Last year, profits were weak under the influence of the external environment, and this year the company's profits improved significantly through the upstream channel. The company has formed a pan-fashion business ecosystem based on fashion women's clothing, medical beauty and green baby business. Medical beauty business is the main driving force of the company's development, and its operating leverage brings obvious performance elasticity.

Event

The company announced the third quarterly report of 2023: there are Wuhan Hanchen and Wuhan five continents in this reporting period, which need to be adjusted retroactively.

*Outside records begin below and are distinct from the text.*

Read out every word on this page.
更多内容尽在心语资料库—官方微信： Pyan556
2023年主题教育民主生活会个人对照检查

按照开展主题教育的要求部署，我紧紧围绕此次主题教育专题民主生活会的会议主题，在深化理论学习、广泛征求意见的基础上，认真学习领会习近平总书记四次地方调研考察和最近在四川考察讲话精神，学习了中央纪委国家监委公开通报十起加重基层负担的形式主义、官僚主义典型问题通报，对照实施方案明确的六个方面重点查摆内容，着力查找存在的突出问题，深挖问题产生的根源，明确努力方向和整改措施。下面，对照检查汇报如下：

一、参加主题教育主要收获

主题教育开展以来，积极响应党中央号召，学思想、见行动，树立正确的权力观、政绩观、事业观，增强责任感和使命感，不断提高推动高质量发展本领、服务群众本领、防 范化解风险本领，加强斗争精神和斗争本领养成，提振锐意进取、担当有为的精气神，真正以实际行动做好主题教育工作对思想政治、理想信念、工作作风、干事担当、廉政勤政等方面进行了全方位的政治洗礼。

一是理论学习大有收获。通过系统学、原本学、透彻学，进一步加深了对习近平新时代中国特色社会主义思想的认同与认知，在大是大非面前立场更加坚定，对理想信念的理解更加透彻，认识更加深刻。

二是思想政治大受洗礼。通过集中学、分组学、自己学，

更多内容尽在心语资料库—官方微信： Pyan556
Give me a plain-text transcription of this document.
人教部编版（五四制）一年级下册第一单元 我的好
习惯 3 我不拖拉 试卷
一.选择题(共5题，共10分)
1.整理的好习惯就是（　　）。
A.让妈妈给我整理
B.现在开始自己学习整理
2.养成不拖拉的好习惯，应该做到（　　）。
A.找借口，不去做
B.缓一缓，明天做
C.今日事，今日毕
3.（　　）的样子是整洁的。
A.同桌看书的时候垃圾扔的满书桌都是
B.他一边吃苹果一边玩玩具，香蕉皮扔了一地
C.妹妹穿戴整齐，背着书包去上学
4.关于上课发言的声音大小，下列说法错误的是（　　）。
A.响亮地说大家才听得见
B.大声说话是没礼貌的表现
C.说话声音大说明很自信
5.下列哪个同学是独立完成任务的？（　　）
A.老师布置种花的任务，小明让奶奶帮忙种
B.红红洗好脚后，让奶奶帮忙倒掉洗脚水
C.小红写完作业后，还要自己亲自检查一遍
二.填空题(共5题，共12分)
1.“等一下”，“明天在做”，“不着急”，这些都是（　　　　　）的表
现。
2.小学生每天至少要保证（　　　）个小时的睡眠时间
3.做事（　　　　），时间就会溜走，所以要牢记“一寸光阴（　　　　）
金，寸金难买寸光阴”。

Q3 realized operating income of 1.216 billion yuan, + 23.94% (21.48% in the first half of the year), and the growth rate remained stable in the quarter. The net profit of Q3 is 47 million yuan, deducting 36 million yuan from non-net profit (0.11 billion yuan after adjustment in the same period last year).

Brief comment

Profitability improved compared with the same period last year, and cost reduction and efficiency continued.

The adjusted gross profit margin of the company in the first three quarters was 57.6%, which was + 1pct compared with the same period last year. The proportion of the company's medical and beauty business in the non-surgical category continues to rise, driving the business gross profit margin up. The sales expense rate is 40.9%, year-on-year-1.2%, management expense rate is 8.7%, year-on-year-0.6%, R & D expense rate is 1.9%, year-on-year-0.9%, financial expense rate is 1.8%, year-on-year-0.4%. All parts of the company promote cost reduction and increase efficiency, leading to a decline in the rate of expenses.

The endogenous extension mode of medical beauty is promoted, and the industrial fund continues to hatch.

Since the establishment of Boheng No. 2 in August this year, the company has successively set up seven medical and beauty merger and acquisition funds, the overall size of which can reach 2.837 billion yuan. Through the fund's professional acquisition and incubation of medical beauty targets, it is conducive to the continuous improvement of the company's medical and beauty business scale. This quarter, the company's fund investment in Wuhan Wuzhou and Wuhan Hanchen has been merged, superimposed on Kunming Hanchen's previous merger, and the company's layout strategy in general hospitals and multiple places has been further improved. The endogenous part of the company added a crystal skin in the first half of the year, and it is expected that the store expansion will gradually speed up and the two-wheel drive model will be gradually formed.

Profit forecast and investment suggestions: considering the new consolidated table, the company's net profit for 23-25 is expected to be 233,306 million yuan, corresponding to PE is 42-32-27 times, maintain the overweight rating.

Risk analysis.

Medical malpractice: due to the differences in the physique of patients, and the quality of surgery is affected by many factors, such as the quality of doctors, diagnosis and treatment equipment, quality control and other factors, all kinds of plastic and cosmetic institutions inevitably have certain medical risks; the risk of market competition: there is a risk of rapid change in consumer demand in the middle and high-end women's wear market. The company has initially completed the basic accumulation of core resources and capabilities such as advanced medical technology in South Korea and domestic high-end medical brands and standardized management capabilities, but if it cannot maintain or enhance its original advantages in the increasingly fierce market competition, the company's medical and cosmetic business will face certain risks. The longer store training period affects the company's profit: the endogenesis + fund cultivation model of the company's medical stores develops together, and the long-term and short-term endogenetic new stores may affect the company's profit margin, for in vitro training institutions, if it can not achieve a good profit level, it will also have a certain impact on the extension speed of the company.